Metropoliz Museum of the Other and the Elsewhere
An abandoned Roman salami factory has found new life as an art space home to 200 squatters.
An abandoned salami factory in the outskirts of Rome has found a new life as both a collective art space and a shelter for refugees.
In 2009, several migrant and Roma families cleaned the empty complex and turned the factory’s auxiliary buildings into homes. They’d already begun painting murals on the walls when Curator Giorgio de Finis found the place in 2011 and started organizing events and performances there.
What became a collaboration between de Finis and the factory’s 200 squatters has led to murals, paintings, and installations made by more than 300 artists from around the world.

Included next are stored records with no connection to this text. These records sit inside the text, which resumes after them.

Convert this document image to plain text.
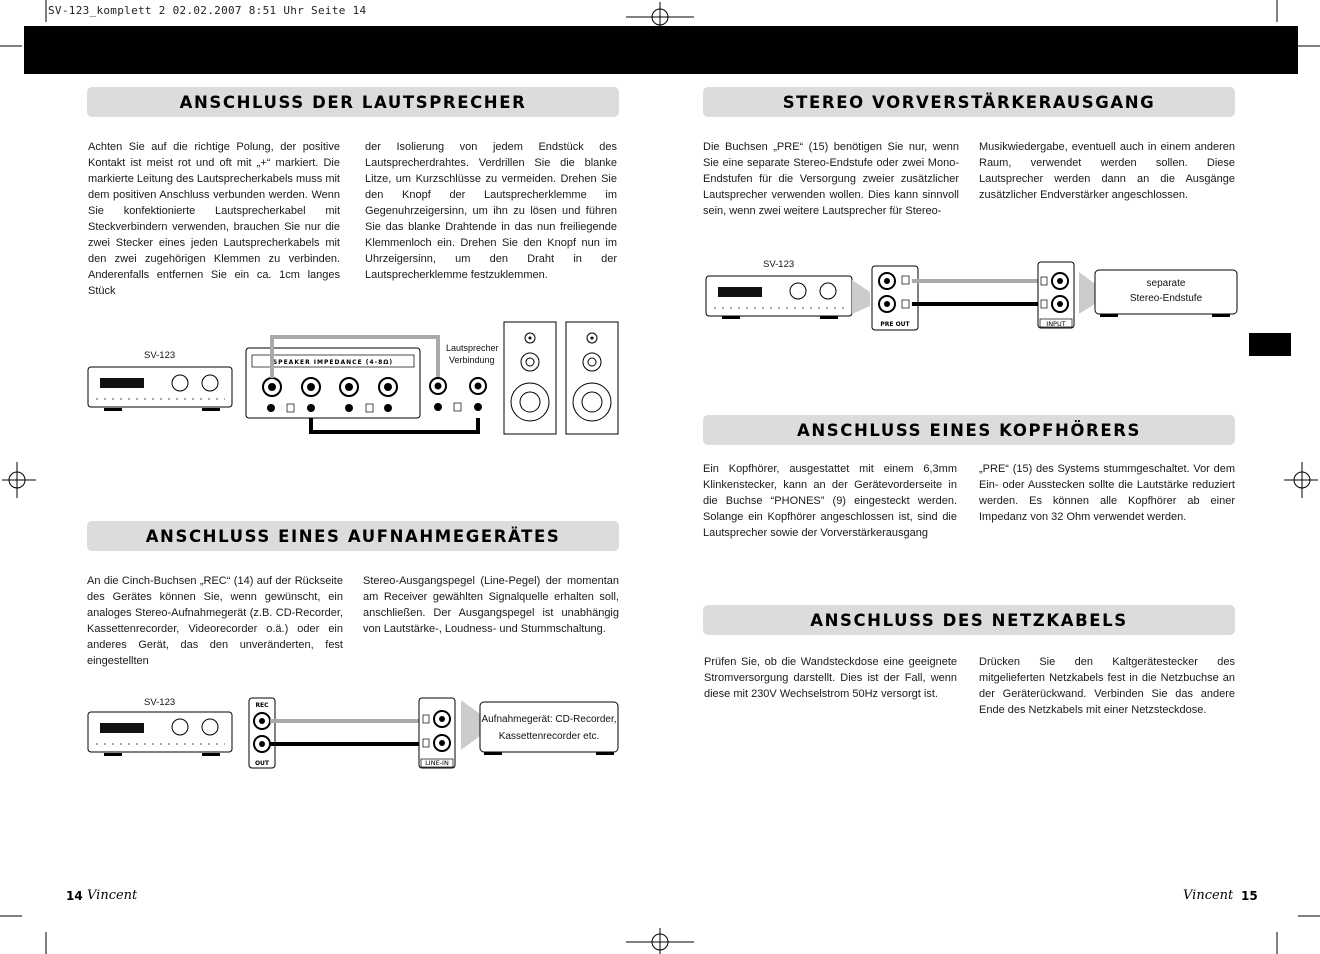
SV-123_komplett 2 02.02.2007 8:51 Uhr Seite 14
ANSCHLUSS DER LAUTSPRECHER
Achten Sie auf die richtige Polung, der positive Kontakt ist meist rot und oft mit „+“ markiert. Die markierte Leitung des Lautsprecherkabels muss mit dem positiven Anschluss verbunden werden. Wenn Sie konfektionierte Lautsprecherkabel mit Steckverbindern verwenden, brauchen Sie nur die zwei Stecker eines jeden Lautsprecherkabels mit den zwei zugehörigen Klemmen zu verbinden. Anderenfalls entfernen Sie ein ca. 1cm langes Stück
der Isolierung von jedem Endstück des Lautsprecherdrahtes. Verdrillen Sie die blanke Litze, um Kurzschlüsse zu vermeiden. Drehen Sie den Knopf der Lautsprecherklemme im Gegenuhrzeigersinn, um ihn zu lösen und führen Sie das blanke Drahtende in das nun freiliegende Klemmenloch ein. Drehen Sie den Knopf nun im Uhrzeigersinn, um den Draht in der Lautsprecherklemme festzuklemmen.
SV-123
Lautsprecher
Verbindung
SPEAKER IMPEDANCE (4-8Ω)
ANSCHLUSS EINES AUFNAHMEGERÄTES
An die Cinch-Buchsen „REC“ (14) auf der Rückseite des Gerätes können Sie, wenn gewünscht, ein analoges Stereo-Aufnahmegerät (z.B. CD-Recorder, Kassettenrecorder, Videorecorder o.ä.) oder ein anderes Gerät, das den unveränderten, fest eingestellten
Stereo-Ausgangspegel (Line-Pegel) der momentan am Receiver gewählten Signalquelle erhalten soll, anschließen. Der Ausgangspegel ist unabhängig von Lautstärke-, Loudness- und Stummschaltung.
SV-123	REC
OUT	LINE-IN
Aufnahmegerät: CD-Recorder,
Kassettenrecorder etc.
14 Vincent
STEREO VORVERSTÄRKERAUSGANG
Die Buchsen „PRE“ (15) benötigen Sie nur, wenn Sie eine separate Stereo-Endstufe oder zwei Mono-Endstufen für die Versorgung zweier zusätzlicher Lautsprecher verwenden wollen. Dies kann sinnvoll sein, wenn zwei weitere Lautsprecher für Stereo-
Musikwiedergabe, eventuell auch in einem anderen Raum, verwendet werden sollen. Diese Lautsprecher werden dann an die Ausgänge zusätzlicher Endverstärker angeschlossen.
SV-123
PRE OUT	INPUT
separate
Stereo-Endstufe
ANSCHLUSS EINES KOPFHÖRERS
Ein Kopfhörer, ausgestattet mit einem 6,3mm Klinkenstecker, kann an der Gerätevorderseite in die Buchse “PHONES” (9) eingesteckt werden. Solange ein Kopfhörer angeschlossen ist, sind die Lautsprecher sowie der Vorverstärkerausgang
„PRE“ (15) des Systems stummgeschaltet. Vor dem Ein- oder Ausstecken sollte die Lautstärke reduziert werden. Es können alle Kopfhörer ab einer Impedanz von 32 Ohm verwendet werden.
ANSCHLUSS DES NETZKABELS
Prüfen Sie, ob die Wandsteckdose eine geeignete Stromversorgung darstellt. Dies ist der Fall, wenn diese mit 230V Wechselstrom 50Hz versorgt ist.
Drücken Sie den Kaltgerätestecker des mitgelieferten Netzkabels fest in die Netzbuchse an der Geräterückwand. Verbinden Sie das andere Ende des Netzkabels mit einer Netzsteckdose.
Vincent 15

The history of the building has made its way into the content of the art. A slaughterhouse hall once used for stripping carcasses now features a painting of hanging pigs. Other halls and some of the art installations serve as giant playgrounds for the children, who make up about 40 percent of its population.

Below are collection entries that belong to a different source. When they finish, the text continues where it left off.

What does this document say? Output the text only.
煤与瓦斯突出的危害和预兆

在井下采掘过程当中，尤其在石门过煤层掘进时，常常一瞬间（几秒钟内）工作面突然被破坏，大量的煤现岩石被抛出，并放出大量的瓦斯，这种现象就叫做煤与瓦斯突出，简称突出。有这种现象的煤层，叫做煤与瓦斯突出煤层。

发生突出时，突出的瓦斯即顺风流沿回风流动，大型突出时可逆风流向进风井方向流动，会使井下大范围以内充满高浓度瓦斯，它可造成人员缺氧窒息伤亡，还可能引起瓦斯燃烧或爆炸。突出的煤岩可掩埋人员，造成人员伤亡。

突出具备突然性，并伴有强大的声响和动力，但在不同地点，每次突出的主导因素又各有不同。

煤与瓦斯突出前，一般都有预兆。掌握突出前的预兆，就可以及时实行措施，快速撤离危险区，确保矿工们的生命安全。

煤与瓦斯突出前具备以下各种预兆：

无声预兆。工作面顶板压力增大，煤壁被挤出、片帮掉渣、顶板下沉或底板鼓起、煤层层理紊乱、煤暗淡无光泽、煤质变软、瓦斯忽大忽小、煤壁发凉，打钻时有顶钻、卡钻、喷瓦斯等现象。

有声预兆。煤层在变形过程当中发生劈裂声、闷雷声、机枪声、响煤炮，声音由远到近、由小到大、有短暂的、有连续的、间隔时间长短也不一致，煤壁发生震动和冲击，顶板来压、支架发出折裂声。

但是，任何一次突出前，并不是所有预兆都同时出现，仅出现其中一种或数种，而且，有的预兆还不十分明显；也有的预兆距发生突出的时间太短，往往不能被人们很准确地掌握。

Many of the people who live at MAAM (Museo dell’Altro e dell’Altrove di Metropoliz, or “Metropoliz Museum of the Other and the Elsewhere”) are poor and unemployed, living in the factory illegally. Italy has been criticized in the past for its treatment of migrants and Roma people. But considering the precedent potentially set by Barcelona’s La Carbonería, the increasing popularity of the museum’s art could keep its inhabitants from being evicted.